Ensuite, il utilise la technique « je m’attaque à des mœurs taboues », comme l’homosexualité. Même au 19ème siècle, on ne plaisante pas avec ça (quant aux siècles précédents, lisez Tortures en tout genre), surtout en ce qui concerne l’homosexualité féminine, c’est THE tabou !
La série sur les baigneuses du Sieur Courbet est très évocatrice du sujet.
D’abord, parce que les femmes sont nues ou très dénudées. Ensuite, par ce qu’elles sont criantes de réalisme : il va jusqu’à peintre avec précision les tailles déformées par les corsets que les femmes portaient depuis l’âge de 13 ans !

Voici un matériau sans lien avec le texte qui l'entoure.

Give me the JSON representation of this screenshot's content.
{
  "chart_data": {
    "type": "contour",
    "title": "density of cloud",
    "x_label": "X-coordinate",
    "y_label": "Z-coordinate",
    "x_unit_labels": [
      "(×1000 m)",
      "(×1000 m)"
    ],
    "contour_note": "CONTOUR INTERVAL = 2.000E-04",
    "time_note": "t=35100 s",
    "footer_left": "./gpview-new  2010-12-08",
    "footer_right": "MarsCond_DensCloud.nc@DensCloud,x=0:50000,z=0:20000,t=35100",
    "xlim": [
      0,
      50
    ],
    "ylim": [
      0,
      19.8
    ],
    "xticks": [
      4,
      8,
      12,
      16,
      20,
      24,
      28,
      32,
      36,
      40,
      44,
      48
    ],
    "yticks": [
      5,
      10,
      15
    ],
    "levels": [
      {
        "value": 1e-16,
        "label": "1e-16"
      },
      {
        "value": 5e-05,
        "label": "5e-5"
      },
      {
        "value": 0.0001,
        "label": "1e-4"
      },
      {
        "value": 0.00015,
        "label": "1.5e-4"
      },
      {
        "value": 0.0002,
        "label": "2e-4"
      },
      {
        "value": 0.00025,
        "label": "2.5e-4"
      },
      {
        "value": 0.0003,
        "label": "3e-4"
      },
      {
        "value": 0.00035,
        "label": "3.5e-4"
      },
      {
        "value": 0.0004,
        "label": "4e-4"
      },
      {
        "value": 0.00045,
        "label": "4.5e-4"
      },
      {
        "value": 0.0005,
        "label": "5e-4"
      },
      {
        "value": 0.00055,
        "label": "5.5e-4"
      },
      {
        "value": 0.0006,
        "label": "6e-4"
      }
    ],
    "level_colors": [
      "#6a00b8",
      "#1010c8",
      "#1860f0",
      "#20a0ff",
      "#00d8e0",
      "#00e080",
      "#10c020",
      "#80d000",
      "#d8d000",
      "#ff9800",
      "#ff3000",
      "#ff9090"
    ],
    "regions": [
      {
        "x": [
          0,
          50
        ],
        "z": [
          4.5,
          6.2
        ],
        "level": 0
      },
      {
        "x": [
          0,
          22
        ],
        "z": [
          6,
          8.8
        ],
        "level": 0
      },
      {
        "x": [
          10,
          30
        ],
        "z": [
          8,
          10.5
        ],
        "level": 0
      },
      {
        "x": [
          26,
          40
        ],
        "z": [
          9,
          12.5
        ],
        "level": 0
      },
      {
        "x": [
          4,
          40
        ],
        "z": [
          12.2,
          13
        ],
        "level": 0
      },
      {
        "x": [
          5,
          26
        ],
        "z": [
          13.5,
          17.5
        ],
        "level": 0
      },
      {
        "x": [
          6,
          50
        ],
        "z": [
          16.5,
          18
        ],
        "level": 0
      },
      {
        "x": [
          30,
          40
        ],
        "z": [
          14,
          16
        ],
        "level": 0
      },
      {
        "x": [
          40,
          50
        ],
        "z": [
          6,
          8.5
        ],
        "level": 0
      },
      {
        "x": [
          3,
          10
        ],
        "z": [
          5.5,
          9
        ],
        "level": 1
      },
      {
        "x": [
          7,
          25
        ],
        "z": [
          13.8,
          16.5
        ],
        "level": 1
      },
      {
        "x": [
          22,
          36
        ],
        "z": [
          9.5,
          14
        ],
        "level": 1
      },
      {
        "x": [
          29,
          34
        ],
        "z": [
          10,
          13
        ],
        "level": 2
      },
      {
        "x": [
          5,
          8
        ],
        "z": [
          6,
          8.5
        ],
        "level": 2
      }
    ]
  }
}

L’impératrice Eugénie s’en récrie tout aussi crûment :
« Courbet représente les femmes comme Rosa Bonheur les juments percheronnes ! ».
Et oui, Courbet représente des femmes, des vraies, allongées côte à côte, dans des poses lascives. Il en deviendrait même lourdingue à rajouter des symboles, très suggestifs pour l’époque : et vas-y que je te rajoute des fleurs, des perles, des draps, etc., autant de choses faisant appel aux sens et qui symbolisent la sexualité.
Bref, avec Courbet, c’est au revoir Athéna, déesse de la guerre ; bonjour Mme « Tout le monde », déesse du plumard.
Puisqu’on en est à balancer des noms, autant y aller pour de vrai, hein Monsieur Manet ?
Victorine Meurent, ça vous dit quelque chose ? Ah, vous n’y étiez pas, vous, en 1863, au temps des impressionnistes, mais je peux vous dire que lorsqu’on a découvert «Le Déjeuner sur l’herbe» et
l’ «Olympia» de Manet, on l’a tous reconnue, nous, la Victorine !
Complètement nue, l’anatomie et la peau d’un réalisme choquant et dans des attitudes, hum, hum… Elle nous fixait dans les yeux en plus de ça !
Et ce n’est pas tout : dans le premier, elle est nue avec des hommes habillés (je ne vous raconte pas comme ça met encore plus sa nudité en valeur) et dans le second, l’«Olympia», avec un homme en érection… enfin tout comme : avec un chat noir à la queue dressée.
Mon dieu, mes amis, le scandale ! Les juges sont devenus rouges de colère, les braves gens s’étouffaient d’indignation. On a eu beau leur expliquer que les deux tableaux s’inspiraient des toiles de Titien («Le Concert Champêtre» et «La Venus d’Urbin») , rien à faire, il a fallu les décrocher illico. Quand je pense qu’ils étaient pourtant exposés dans le salon des refusés créé par Napoléon III. Se faire virer même de là, dur…
Le pauvre Manet a dû aller se cacher des critiques et consoler son chagrin chez son pote Baudelaire (au moins le copain avait le remède aux deux maux : la fumée d’opium).
Tenez, en parlant de lui, depuis quelque temps il est amoureux de sa demi-mondaine, Apolonis Sabatier. Elle lui fait de la résistance, ce qui peut sembler un comble pour une courtisane mais si vous voyiez l’animal, vous comprendriez (on l’appelle « la présidente », vous voyez le genre…).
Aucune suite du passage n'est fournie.